MST eschews standard samovar theater for Williams, Shaw
NEW HAVEN, Conn. — The Moscow Sovremennik Theater returned to the U.S. this month — but not on Broadway, where it played in 1996-97 to rave reviews and substantial audiences. Instead, it nestled in among gaming tables and slot machines.
This time out, MST was booked into a casino-resort, betting heavily that East Coast Russians, particularly some high-rollers, would be attracted to this new Borscht belt of legit fare. For the four-perf weekend gig Nov. 18-20 at Foxwoods Resort and Casino in eastern Connecticut, the company eschewed standard samovar theater for Tennessee Williams and George Bernard Shaw — spoken entirely in Russian and without translation.
MST presented an adaptation of Williams’ “Sweet Bird of Youth” and Shaw’s “Pygmalion” in its 1,400-seat Fox Theater, with a top ticket of $125. Following the quartet of shows, which received Equity and IATSE waivers, and after a few days of sightseeing, the company — consisting of about 50 actors and a support staff and crew of more than 20 — returned to Moscow.
It’s the second time out for Russian theater with roulette. The casino and the New York-based Firebird Group brought the 50-year-old theater company to its entertainment and gambling complex last year, selling out its four shows weeks in advance and attracting 7,800 theatergoers, mostly Russians, for two 20th-century plays, “Three Comrades” and “Difficult People.”
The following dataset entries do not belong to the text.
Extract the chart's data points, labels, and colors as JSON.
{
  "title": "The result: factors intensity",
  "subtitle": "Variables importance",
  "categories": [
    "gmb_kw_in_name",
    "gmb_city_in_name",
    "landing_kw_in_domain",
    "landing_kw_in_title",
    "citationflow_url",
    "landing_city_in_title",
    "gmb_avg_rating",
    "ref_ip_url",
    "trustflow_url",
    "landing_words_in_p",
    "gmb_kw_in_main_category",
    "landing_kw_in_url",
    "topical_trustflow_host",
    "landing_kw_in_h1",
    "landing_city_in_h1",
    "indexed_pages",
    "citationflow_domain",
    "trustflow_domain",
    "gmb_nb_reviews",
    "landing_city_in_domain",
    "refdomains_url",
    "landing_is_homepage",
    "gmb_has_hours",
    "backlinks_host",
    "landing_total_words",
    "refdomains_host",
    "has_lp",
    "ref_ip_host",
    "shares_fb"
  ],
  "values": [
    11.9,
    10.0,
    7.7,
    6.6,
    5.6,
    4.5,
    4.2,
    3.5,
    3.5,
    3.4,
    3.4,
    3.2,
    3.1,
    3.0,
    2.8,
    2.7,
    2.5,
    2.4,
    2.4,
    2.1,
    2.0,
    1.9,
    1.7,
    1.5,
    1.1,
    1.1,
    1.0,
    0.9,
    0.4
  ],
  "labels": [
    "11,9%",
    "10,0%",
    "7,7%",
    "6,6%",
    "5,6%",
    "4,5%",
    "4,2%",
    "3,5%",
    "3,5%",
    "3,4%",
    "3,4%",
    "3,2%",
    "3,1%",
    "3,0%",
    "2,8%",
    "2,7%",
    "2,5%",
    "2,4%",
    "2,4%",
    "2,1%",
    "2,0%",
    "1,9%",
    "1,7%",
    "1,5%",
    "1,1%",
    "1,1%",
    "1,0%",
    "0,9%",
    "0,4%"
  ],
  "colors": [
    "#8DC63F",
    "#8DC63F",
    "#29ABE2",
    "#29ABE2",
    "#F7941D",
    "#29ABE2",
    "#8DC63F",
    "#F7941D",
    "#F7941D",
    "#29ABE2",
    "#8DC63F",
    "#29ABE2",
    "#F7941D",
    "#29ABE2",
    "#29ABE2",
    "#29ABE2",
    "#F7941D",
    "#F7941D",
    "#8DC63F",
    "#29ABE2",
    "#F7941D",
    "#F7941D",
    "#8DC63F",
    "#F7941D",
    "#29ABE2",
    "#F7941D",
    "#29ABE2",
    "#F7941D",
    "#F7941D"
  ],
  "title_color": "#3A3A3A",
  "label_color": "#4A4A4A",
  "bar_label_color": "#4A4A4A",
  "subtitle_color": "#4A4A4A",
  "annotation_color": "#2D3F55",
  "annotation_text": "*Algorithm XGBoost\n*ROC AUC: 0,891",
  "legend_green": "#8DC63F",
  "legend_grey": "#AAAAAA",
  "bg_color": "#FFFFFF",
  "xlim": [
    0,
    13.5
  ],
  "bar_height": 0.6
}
Marina Kovalyov and Rina Kirshner, the mother-daughter team who run Firebird, which doubles as a PR, marketing and consulting company, declined to give specifics of the costs but says the total pricetag runs into the high six figures. Firebird produced and promoted the event, with assistance from the casino.
“They are not underwriting,” says Kirshner. “They are assisting to make it happen and in so doing share some of the box office revenue.”
Tom Cantone, vice president of marketing and entertainment for Foxwoods, says last year’s event was a plus for the casino, and that there was a “measurable increase” in gambling during the days of the performance.
Many casinos in Las Vegas, Atlantic City, and Connecticut have presented international acts for Greek, Italian, Asian and Russian audiences, but they have largely been musical, dance and comedy perfs. Only the Russian market, driven by both a history of theater and a love of gambling, has been specifically targeted for legit productions of this type.
Foxwoods and Firebird did a targeted marketing sweep aimed at the estimated 1.5 million Russian population on the East Coast, especially those in New York who traditionally travel to Atlantic City for their gaming. But for non-Russian theatergoers, the company’s reappearance in the U.S. was untrumpeted.
“We really don’t get theater people, so it’s not marketed to general audiences,” Cantone says.
When MST played Broadway in the ’90s with “The Cherry Orchard,” “Three Sisters” and “After the Whirlwind,” it presented legit shows for a sold-out weekend engagement in Atlantic City as well.
Kovalyov and Kirshner say that since the company played Broadway, there have been inquiries to bring the troupe back to the U.S. by major arts institutions like the Kennedy Center. But finances for the large company — which has financial problems of its own due to loss of government subsidy — have made such a return prohibitive.
MST’s latest mini-tour was enabled by Foxwoods’ resources and technical staff, an entrepreneurial model that Firebird intends to replicate with return U.S. visits of the Russian troupe every few years. Kirshner says she hopes to bring the company to the West Coast, which is outside of the casino’s exclusive arrangements.